My best friend, Herb, who was two years older than I and played a great trumpet, joined at the same time. He was more excited than I when we went to Sherman and Clay to get drums. It took almost all of the money I had saved from scabbing, but it was worth it. I bought a set of Ludwigs which included one of the new twenty-two-inch bass drums, a snare, side torn and floor torn, all in silver pearl. I ran my hands over their brilliant, smooth surfaces. It was love at first sight.

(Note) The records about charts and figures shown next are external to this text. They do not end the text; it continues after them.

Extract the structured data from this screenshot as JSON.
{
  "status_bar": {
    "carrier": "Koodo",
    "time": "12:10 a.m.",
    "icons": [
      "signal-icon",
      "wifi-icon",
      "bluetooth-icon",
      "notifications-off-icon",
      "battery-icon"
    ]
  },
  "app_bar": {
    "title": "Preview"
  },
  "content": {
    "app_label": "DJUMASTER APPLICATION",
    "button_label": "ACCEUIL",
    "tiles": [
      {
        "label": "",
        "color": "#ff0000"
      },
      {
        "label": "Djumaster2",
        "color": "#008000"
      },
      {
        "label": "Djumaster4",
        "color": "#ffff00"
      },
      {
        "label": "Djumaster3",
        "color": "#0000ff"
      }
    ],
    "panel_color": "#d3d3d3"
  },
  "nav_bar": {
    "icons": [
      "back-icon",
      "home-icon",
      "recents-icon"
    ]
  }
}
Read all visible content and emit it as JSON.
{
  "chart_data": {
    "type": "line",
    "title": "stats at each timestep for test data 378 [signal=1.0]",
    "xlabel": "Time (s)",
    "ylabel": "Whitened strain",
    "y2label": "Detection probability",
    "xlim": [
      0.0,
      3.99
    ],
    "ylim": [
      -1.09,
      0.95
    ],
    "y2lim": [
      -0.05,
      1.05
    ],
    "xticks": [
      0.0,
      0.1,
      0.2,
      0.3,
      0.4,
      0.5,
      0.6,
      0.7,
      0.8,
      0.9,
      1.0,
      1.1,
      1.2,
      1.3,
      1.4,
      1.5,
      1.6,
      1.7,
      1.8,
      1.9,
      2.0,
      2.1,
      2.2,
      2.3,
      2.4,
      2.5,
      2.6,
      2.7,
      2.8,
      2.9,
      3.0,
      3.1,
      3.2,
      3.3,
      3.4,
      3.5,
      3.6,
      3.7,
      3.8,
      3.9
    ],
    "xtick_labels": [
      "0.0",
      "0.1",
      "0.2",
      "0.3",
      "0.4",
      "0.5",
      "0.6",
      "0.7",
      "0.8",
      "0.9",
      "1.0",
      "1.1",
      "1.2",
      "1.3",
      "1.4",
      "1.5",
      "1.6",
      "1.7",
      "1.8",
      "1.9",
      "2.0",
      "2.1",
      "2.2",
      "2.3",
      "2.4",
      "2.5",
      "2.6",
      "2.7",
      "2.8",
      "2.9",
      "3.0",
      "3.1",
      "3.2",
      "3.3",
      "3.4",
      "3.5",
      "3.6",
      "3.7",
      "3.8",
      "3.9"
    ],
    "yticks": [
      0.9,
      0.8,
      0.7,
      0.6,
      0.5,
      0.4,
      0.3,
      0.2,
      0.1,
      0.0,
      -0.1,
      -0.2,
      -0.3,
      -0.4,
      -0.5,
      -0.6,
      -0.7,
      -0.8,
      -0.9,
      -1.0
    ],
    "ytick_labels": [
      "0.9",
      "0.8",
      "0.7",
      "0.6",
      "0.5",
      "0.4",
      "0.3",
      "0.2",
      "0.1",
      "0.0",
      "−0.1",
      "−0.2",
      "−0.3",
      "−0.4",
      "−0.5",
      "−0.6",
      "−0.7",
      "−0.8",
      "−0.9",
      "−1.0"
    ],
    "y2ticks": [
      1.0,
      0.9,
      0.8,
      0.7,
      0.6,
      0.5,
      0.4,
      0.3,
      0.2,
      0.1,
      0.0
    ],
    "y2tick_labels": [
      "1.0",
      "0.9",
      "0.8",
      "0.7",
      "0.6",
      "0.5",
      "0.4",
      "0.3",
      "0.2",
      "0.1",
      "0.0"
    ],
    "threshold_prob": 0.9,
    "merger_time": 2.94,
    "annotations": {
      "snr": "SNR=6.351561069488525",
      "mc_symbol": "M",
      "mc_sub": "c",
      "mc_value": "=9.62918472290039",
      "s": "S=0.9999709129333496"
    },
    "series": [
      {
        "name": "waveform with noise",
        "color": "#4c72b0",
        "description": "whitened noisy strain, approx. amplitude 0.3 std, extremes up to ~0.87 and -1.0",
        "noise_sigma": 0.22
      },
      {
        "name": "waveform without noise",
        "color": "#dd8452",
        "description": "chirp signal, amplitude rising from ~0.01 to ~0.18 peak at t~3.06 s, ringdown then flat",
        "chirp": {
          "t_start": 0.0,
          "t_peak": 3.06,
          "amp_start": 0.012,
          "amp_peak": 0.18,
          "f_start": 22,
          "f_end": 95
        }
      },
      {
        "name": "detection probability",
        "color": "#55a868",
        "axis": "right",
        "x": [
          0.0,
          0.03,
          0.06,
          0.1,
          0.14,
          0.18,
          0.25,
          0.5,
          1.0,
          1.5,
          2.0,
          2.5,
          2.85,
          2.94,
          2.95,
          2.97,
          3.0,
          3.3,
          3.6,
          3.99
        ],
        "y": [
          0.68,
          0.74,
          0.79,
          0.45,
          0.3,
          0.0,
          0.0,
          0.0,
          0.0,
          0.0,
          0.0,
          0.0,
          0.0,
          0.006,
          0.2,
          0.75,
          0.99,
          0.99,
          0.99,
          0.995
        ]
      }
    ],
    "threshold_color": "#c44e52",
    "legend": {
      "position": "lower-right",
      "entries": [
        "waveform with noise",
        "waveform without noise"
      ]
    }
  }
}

Then there were the cymbals. A drummer cherishes his cymbals almost as much as his women; some drummers even more. With almost any article of merchandise in the world there is reasonable choice. One brand or another may have certain advantages or drawbacks, but purchase depends to a large degree upon personal preference. Not so with cymbals. There is only one brand that any drummer will buy, no other brand is even considered. It's the only private business in the world with no real competition. If you want a cymbal, you have to buy a Zildjian, and they are not cheap. All other brands sound like tin-can tops with holes in the middle, and are used only for grammar-school orchestras and training. The Zildjian has a rich, even sound, and after being struck will be audible at low levels for minutes. I chose an eighteen-inch medium, two twenty-inch medium-thin rides, and a set of fine, matched sixteen-inch high-hat cymbals. It came out about even; the drums with cases were three hundred dollars and the Zildjians were three hundred dollars. I piled the stuff into Herb's car and we made it home in record time, with the drums bouncing around in the back and me watching them nervously.

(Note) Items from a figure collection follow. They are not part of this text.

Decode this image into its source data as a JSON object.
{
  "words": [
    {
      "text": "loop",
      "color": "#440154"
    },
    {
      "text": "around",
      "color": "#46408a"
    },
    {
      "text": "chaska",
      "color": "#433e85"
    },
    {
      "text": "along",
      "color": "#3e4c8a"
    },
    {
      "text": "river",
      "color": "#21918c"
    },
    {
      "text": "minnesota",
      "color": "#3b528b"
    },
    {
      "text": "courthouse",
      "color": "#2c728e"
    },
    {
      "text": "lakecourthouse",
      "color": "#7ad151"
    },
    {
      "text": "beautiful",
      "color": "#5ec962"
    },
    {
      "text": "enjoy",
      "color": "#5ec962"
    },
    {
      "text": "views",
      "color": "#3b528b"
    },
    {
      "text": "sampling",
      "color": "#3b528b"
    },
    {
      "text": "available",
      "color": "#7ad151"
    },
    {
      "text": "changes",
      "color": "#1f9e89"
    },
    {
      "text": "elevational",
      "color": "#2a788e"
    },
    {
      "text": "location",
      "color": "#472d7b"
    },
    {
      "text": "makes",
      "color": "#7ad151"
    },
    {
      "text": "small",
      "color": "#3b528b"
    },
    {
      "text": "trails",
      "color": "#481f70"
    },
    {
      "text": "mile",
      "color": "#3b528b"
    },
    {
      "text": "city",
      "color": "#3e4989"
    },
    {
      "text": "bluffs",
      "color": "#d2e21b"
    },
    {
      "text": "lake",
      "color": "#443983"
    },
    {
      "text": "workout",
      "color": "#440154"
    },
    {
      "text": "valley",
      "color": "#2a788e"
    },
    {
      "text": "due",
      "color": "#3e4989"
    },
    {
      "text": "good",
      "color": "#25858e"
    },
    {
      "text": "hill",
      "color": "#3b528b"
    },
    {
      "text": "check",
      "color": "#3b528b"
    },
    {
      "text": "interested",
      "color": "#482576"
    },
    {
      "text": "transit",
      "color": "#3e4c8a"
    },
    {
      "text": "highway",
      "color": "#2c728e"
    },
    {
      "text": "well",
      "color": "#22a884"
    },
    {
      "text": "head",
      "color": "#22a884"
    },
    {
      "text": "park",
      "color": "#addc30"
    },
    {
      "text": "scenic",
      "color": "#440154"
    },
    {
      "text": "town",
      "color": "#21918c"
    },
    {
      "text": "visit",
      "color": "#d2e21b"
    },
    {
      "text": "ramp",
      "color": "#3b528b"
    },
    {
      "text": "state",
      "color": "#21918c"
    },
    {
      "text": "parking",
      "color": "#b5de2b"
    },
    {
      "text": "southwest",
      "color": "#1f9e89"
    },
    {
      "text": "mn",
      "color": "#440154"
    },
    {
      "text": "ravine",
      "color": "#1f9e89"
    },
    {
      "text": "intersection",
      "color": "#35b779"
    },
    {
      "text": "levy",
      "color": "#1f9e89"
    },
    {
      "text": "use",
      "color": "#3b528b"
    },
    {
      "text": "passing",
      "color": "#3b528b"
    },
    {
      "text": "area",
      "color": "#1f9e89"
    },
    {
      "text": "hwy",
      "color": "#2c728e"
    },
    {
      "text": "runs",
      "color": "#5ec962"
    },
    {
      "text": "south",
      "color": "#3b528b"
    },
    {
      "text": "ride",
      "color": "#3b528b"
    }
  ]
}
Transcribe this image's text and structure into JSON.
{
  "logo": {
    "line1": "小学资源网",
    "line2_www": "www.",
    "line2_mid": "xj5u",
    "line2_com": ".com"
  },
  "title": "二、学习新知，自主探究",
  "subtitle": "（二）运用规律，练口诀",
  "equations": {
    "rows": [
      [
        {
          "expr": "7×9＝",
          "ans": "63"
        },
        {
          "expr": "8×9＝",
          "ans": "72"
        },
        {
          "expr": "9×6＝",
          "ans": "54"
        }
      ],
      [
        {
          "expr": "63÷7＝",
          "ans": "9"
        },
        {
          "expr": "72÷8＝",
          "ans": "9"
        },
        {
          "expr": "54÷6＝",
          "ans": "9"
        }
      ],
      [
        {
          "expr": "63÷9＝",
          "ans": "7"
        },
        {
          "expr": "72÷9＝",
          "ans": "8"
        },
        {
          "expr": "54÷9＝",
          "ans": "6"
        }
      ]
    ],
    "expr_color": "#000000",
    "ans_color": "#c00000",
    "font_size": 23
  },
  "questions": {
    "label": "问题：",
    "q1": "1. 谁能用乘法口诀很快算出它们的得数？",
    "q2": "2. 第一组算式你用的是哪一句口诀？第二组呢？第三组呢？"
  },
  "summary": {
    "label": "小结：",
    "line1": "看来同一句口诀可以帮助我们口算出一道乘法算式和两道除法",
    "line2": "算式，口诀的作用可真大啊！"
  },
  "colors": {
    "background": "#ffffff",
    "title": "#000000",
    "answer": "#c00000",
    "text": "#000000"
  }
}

By this time things at home were pretty strained, and about to become still worse. The whole scene was getting to be quite depressing. My mother cried a lot and my father yelled constantly that I -was a no-good bum, with my duck's-ass haircut. After I started playing regularly as a pro, he began to yell about my fancy nigger clothes, as indeed they were. I bought my clothing at Dude's on Market Street, a place catering to the sartorial styles then favored by Negroes and musicians, who to a great extent emulated Negroes in dress and talk. I mastered jive talk. and could turn it on or off at will, along with a slight Southern accent.

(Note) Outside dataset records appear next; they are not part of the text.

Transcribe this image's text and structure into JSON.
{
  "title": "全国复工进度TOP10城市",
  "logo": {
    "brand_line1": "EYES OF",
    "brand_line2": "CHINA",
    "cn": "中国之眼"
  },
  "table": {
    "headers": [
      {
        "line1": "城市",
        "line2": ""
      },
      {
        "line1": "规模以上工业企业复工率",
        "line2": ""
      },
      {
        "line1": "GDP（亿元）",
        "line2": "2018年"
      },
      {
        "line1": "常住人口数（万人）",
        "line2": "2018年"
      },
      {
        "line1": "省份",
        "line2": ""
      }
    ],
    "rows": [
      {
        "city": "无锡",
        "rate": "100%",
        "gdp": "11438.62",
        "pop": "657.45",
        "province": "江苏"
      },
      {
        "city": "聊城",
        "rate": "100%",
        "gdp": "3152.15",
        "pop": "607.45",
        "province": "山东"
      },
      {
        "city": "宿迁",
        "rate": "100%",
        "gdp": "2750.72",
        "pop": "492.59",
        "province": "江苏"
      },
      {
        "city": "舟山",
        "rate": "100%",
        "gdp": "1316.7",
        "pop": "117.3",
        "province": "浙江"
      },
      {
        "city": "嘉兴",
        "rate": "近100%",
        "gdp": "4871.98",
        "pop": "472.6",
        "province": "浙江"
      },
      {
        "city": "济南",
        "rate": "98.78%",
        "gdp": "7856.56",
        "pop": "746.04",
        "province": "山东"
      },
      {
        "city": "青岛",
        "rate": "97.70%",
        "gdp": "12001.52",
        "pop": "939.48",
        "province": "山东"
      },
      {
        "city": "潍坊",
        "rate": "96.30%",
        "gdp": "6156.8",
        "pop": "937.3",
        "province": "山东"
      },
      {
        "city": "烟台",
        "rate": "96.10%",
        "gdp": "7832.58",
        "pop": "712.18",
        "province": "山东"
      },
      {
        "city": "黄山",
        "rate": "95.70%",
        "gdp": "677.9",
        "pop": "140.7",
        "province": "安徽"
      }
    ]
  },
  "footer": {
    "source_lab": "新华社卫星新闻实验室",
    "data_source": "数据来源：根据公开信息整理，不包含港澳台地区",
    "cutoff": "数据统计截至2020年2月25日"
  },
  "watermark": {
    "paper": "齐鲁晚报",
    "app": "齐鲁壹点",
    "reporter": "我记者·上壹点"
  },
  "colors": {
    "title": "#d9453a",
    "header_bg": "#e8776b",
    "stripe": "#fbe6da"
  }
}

Through all of this my grades in school held up well. In the beginning I didn't cut too many classes unless I had been up very late the night before. I passed most courses just by browsing through the books, which was a source of constant amazement to my distraught parents.
When it came to women I was gaining experience, too. At least, I thought I was. Actually I was just spinning my wheels and going nowhere, with a big whang that I didn't know how to use and a technique that dated from the middle Bogart period. During this time I screwed seven or eight more girls, concentrating on my own pleasure, driving hard and fast because it felt so good when I came, figuring the girl was just a willing vehicle for my own sensations.
Of course, all of this experience didn't stop me from masturbating quite often, it just added a lot more fuel to my fantasy fire. Somehow, our backward society, in its recent acceptance of masturbation, seems to have condoned the idea only for those who have no ready sexual outlet. Nothing could be farther from the truth, as any really honest man or woman knows. It's hard to think of chiefs of state or famous religious personages locked up in a bathroom, sedately beating their meat. It's hard to think of presidents, prime ministers, generals, and movie stars blissfully jacking off while their wives read "How to Keep Your Husband Sexually Happy" in some ladies' magazine in the next room. Because we all know that happily married men aren't supposed to jack it; they're supposed to stick it into the old lady. But we all do, all through our lives. If only the big world politicians who control destinies would beat off vigorously and regularly to get rid of all those tensions and frustrations they take out on the rest of us, our planet would be a much happier place.